Adoption requires a baseline of user involvement in order to overcome prior habits. Users must engage in certain behaviors that are different from what they were doing before in order to gain value. So how do you motivate the change?
It’s easier to facilitate people doing something they want to do than it is to convince them to do something they don’t want to do. It’s easier to enhance their desire for something they already wanted than to instill a new desire. It's easier to meet people where they are than it is to ask them to do something that is too challenging. This is why it's crucial to design for Goal Resonance and Difficulty Matching. Prove to the user that, with your product, they are capable of accomplishing their goals better than ever before. The most successful app adoptions come from projects because those gives users the motivation to learn functionalities in the context of when they are useful and persist through failures.

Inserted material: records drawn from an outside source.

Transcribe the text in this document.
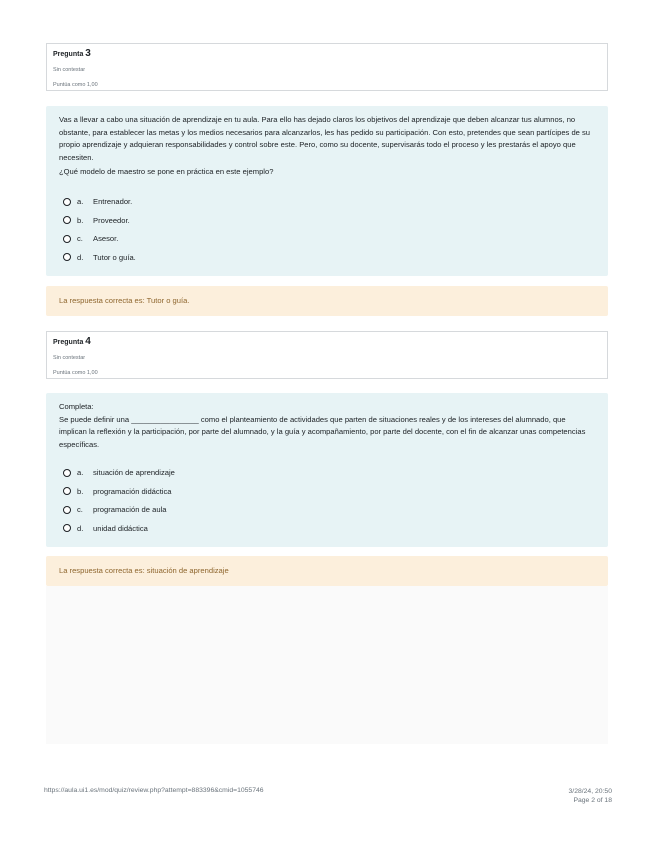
Pregunta 3
Sin contestar
Puntúa como 1,00
Vas a llevar a cabo una situación de aprendizaje en tu aula. Para ello has dejado claros los objetivos del aprendizaje que deben alcanzar tus alumnos, no obstante, para establecer las metas y los medios necesarios para alcanzarlos, les has pedido su participación. Con esto, pretendes que sean partícipes de su propio aprendizaje y adquieran responsabilidades y control sobre este. Pero, como su docente, supervisarás todo el proceso y les prestarás el apoyo que necesiten.
¿Qué modelo de maestro se pone en práctica en este ejemplo?
a.	Entrenador.
b.	Proveedor.
c.	Asesor.
d.	Tutor o guía.
La respuesta correcta es: Tutor o guía.
Pregunta 4
Sin contestar
Puntúa como 1,00
Completa:
Se puede definir una ________________ como el planteamiento de actividades que parten de situaciones reales y de los intereses del alumnado, que implican la reflexión y la participación, por parte del alumnado, y la guía y acompañamiento, por parte del docente, con el fin de alcanzar unas competencias específicas.
a.	situación de aprendizaje
b.	programación didáctica
c.	programación de aula
d.	unidad didáctica
La respuesta correcta es: situación de aprendizaje
https://aula.ui1.es/mod/quiz/review.php?attempt=883396&cmid=1055746	3/28/24, 20:50
Page 2 of 18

Failure is inevitable. Users must engage in certain behaviors in order to gain value, those behaviors are effortful, and users won’t always do the right thing. When users fail to get the outcome they want for their involvement, app designers need a plan to get users to try again and learn rather than get discouraged and switch to their default behaviors. A core principle of Continuous Onboarding is to intentionally design for failure states. In my work with GuidedTrack, a low-code Typeform/Qualtrics alternative, I was essentially designing an IDE that helped new programmers through common failure states.

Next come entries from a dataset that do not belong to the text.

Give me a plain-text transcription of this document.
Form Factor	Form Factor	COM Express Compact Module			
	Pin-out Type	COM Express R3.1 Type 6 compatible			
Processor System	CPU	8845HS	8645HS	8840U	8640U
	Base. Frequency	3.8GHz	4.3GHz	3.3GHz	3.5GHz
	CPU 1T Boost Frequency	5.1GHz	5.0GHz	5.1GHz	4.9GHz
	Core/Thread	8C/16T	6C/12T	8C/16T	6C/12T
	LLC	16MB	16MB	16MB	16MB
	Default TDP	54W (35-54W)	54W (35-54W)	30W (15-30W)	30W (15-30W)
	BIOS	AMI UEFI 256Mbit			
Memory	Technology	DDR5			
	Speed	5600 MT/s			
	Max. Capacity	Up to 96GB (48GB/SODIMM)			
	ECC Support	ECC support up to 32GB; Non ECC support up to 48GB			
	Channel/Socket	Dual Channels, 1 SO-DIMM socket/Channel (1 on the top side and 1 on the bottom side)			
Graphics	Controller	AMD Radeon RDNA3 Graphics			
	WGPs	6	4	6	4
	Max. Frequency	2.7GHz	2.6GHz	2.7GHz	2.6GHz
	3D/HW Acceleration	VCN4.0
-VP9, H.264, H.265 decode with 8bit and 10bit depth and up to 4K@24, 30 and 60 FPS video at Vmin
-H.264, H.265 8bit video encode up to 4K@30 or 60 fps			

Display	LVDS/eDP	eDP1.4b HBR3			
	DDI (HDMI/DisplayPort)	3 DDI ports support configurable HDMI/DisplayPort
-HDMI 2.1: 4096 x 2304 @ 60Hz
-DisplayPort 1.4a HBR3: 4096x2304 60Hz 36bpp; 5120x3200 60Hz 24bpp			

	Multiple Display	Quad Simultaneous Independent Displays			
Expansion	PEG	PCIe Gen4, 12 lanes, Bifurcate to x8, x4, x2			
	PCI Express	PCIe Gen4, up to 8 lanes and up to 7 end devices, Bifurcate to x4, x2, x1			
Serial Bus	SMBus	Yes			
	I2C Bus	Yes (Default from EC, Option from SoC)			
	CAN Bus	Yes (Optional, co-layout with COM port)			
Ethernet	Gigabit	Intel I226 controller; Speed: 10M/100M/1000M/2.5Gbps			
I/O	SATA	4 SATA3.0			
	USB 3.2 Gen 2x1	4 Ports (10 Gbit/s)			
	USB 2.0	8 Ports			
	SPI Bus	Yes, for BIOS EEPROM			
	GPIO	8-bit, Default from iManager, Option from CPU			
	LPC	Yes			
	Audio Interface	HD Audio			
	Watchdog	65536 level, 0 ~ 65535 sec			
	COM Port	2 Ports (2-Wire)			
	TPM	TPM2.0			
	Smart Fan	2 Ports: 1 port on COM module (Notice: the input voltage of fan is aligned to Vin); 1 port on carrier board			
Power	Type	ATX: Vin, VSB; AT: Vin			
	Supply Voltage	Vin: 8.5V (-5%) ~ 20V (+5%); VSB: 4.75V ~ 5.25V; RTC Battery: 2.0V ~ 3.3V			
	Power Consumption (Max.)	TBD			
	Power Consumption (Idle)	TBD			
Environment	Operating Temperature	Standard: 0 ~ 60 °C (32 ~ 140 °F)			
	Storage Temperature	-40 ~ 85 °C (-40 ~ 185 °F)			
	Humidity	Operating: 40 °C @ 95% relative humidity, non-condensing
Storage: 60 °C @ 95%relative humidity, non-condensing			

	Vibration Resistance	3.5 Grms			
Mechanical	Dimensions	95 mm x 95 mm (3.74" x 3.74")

This all points towards the necessity of using Behavioral Product Strategy. It’s not enough for products to be usable; finding the person’s positive motivation to use an app is crucial. We must increase the user’s self-efficacy, because generally people are more likely to choose to do something they believe they are capable of doing well. We must strive to communicate through feedback loops and learnable design, because reading or watching explainers is effortful behavior only indirectly linked to goal achievement.